We study the development of living standards and inequality in the long run and construct internationally comparable databases on wealth and material living standards for different socioeconomic groups 1650–1900. We also investigate the wealth and stratification of the farming class and their representative’s role in the modernisation of Sweden.

Researchers: Erik Bengtsson, Marcus Falk, Mats Olsson

The project in the Research Portal

Taxing for the welfare state: public finances and progressivity in the rise of social spending (1910–1970)

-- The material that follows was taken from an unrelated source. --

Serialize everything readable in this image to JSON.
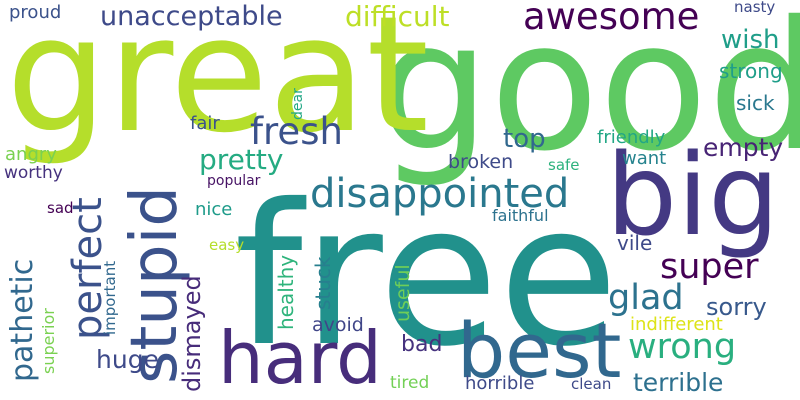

This project analyses the relationship between the tax structure and the rise of welfare states. The focus is on the distribution of the tax burden and the joint redistributive effects of public finances. By comparing five countries representing the different models of welfare states in the literature (France, Spain, Sweden, the United States and the United Kingdom), we will establish the roles of progressive or regressive taxation in the growth of redistribution.

Contact: Sara Torregrosa Hetland, Oriol Sabaté

The project in the Research Portal

The evolution of regional economies – a long-run approach

We analyse long-run regional growth processes covering the last millennia. Major questions are whether spatial patterns of economic development are persistent and if there is room for policy interventions in regional outcomes in the long run. We also study the determinants of long-run regional inequality and provide new long-run indicators of regional growth – regional GDP, wealth, urbanisation and population measures.

Researchers: Kerstin Enflo, Alexandra L. Cermeño, Jacob Molinder, Jonathan Jayes, Anna Missiaia.

The project in the Research Portal

The long-run effects of returnees from the emigration to America on Swedish entrepreneurship

This project studies returnees from the age of mass migration, where a large part of the population emigrated mainly to America. We study their impact on regional entrepreneurship and whether this changed the culture of regional entrepreneurship in the long run. Our research group studies such change by linking population-wide data with information on firm owners and inventors.